For extremists, this amounts to idolatry and “grave-worship.” Since March 2005, 209 people have been killed and 560 injured in 29 different terrorist attacks targeting shrines and tombs devoted to Sufi “saints.”

On February 17, an Islamic State supporter struck a crowd of Sufi dancers celebrating in the Pakistani shrine of Sehwan Sharif. The attack killed almost 90 worshippers.

The militants have undermined what Shahab Ahmed, in his book What is Islam? The Importance of Being Islamic, calls the “philosophical-Sufi amalgam,” the loss of which has harmed Pakistan

 Ahmadis were declared non-Muslims through a constitutional amendment passed in 1974, the same year that hundreds were slaughtered in riots. A few years later, a new law was brought in barring Ahmadis from calling their places of worship mosques or from propagating their faith.

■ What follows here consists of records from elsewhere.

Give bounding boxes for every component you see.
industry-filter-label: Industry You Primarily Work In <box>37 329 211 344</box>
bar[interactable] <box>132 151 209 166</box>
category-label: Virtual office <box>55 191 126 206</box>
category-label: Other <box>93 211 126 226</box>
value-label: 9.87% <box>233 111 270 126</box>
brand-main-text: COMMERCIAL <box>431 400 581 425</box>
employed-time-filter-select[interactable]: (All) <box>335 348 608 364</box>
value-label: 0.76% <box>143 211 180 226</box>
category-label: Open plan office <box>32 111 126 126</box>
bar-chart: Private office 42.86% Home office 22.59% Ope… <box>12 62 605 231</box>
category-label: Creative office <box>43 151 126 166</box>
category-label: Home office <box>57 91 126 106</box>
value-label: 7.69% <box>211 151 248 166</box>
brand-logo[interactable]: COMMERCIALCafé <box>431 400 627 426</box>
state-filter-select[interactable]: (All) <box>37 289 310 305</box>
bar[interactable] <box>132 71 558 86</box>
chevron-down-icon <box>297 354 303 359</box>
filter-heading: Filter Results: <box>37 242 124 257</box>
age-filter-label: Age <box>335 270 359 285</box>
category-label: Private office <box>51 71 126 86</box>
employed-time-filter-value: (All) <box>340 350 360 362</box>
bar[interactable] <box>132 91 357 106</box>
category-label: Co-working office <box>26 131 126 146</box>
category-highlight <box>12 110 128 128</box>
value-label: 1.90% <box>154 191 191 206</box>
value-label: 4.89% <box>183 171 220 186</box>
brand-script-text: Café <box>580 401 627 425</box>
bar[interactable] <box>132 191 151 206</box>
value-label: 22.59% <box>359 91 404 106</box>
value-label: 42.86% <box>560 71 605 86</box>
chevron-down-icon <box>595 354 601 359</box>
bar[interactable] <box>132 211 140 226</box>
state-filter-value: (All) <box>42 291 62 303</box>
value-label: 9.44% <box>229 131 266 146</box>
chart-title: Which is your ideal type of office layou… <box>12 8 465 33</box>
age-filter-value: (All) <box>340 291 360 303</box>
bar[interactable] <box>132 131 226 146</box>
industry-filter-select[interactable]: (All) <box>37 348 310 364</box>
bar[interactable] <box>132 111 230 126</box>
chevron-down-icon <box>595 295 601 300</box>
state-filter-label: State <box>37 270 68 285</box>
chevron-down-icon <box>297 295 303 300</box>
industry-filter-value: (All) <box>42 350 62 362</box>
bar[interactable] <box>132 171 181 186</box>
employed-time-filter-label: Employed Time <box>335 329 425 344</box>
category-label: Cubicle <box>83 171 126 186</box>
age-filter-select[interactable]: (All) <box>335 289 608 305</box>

Many more have perished since then, including 94 people killed by the Tehrik-i-Taliban Pakistan in attacks in Lahore in 2010. In April, an Ahmadi professor was found stabbed to death in her house in Lahore, one of three killed that month.

Pakistani support and encouragement of Ahmadi persecution is visible in the passport application form that every Pakistani citizen needs to fill in. The application requires all Muslim citizens to sign a declaration affirming that they consider Ahmadis as infidels.

Nawaz Sharif

In December of last year, Pakistani Prime Minister Nawaz Sharif renamed the National Center for Physics at Quaid-e-Azam University in Islamabad for physicist Abdus Salam, the country’s first Nobel laureate. He had been ignored for more than 30 years because he had belonged to the Ahmadi sect.

But many groups have opposed the decision and demanded the prime minister retract it. Sharif was also denounced two months earlier for his warm remarks to Pakistani Hindus during the festival of Diwali.

Henry Srebrnik is a professor of political science at the University of Prince Edward Island.